KoKo Fighters is a hack ‘n’ slash that eschews virtual buttons, so you know i had to try it.

So the control scheme is interesting. You tap to move, and then perform each of your skills with a different gesture: tap on an enemy to use your first skill, swipe for the second, fling your character for the third, hold for the fourth. More skills are added as you progress, with their own different controls; if that’s beginning to sound overwhelming, that’s because it is.

To me, the gestures felt intuitive enough for the type of skill they activate (swipe for a cyclone attack, fling for a ranged attack), but mileage may vary; and if it does, there’s really nothing in the UI that hints at what you have to do to activate the skill, which may just lock you out of it if you forget. You can remind yourself outside of the dungeon on the upgrade menu, but that won’t help you mid-combat. The triggers for each skill are also similar enough that it becomes easy to use one when you’re trying to use another.
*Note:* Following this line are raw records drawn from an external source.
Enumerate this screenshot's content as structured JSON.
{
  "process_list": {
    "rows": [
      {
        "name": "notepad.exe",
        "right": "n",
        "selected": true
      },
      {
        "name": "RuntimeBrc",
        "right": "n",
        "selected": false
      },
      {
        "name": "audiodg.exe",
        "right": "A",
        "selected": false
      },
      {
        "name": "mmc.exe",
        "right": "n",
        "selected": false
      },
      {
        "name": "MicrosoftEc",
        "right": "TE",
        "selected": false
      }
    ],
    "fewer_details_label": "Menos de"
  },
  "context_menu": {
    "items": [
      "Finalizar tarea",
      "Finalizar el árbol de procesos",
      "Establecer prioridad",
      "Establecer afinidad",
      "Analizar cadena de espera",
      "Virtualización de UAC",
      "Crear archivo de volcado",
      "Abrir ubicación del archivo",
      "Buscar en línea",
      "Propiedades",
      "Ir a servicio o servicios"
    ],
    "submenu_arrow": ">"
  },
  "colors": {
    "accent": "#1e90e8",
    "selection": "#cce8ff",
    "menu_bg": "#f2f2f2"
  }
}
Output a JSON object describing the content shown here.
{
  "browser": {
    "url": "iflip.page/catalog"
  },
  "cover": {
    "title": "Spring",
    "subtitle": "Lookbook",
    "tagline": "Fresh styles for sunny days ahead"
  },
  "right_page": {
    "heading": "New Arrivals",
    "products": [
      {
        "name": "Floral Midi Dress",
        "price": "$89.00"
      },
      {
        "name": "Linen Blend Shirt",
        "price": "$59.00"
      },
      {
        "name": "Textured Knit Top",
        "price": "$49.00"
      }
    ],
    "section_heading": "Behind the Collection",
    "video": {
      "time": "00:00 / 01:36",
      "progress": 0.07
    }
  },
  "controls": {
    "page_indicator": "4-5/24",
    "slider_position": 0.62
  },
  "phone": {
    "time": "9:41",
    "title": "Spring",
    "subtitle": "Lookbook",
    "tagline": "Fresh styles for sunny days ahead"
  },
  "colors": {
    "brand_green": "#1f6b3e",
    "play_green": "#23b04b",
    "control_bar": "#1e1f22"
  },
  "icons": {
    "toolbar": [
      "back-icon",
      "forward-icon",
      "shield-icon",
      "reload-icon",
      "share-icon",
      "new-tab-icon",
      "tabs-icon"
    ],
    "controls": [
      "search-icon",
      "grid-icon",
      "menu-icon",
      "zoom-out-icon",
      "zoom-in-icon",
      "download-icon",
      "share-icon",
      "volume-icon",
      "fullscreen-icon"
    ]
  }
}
To sidestep these issues you’re given an “Auto” button, which when tapped will use each of your skills until it runs out, and will then move on to the next one. You can, and probably will, use this extensively to make combat much simpler and more mindless. I blame its exaggerated usefulness partially on the fact that all your skills run out, including what should be your basic attack. This means that after using all your skills you’re left running around waiting for their cooldowns to expire — not an insignificant amount of time — which isn’t terribly engaging. I see no reason why your basic attack shouldn’t be infinite, something reliable you could always go back to if your skills were in cooldown — or if you forgot to use them — without having to engage an auto-pilot. It would also allow you to better strategise the use of your other skills, instead of just dumping everything into every enemy.

I certainly appreciate what the game was going for, and i applaud any attempt to move away from virtual buttons. That doesn’t mean all attempts will immediately be successful. But each one is a step forward, and something we can iterate on.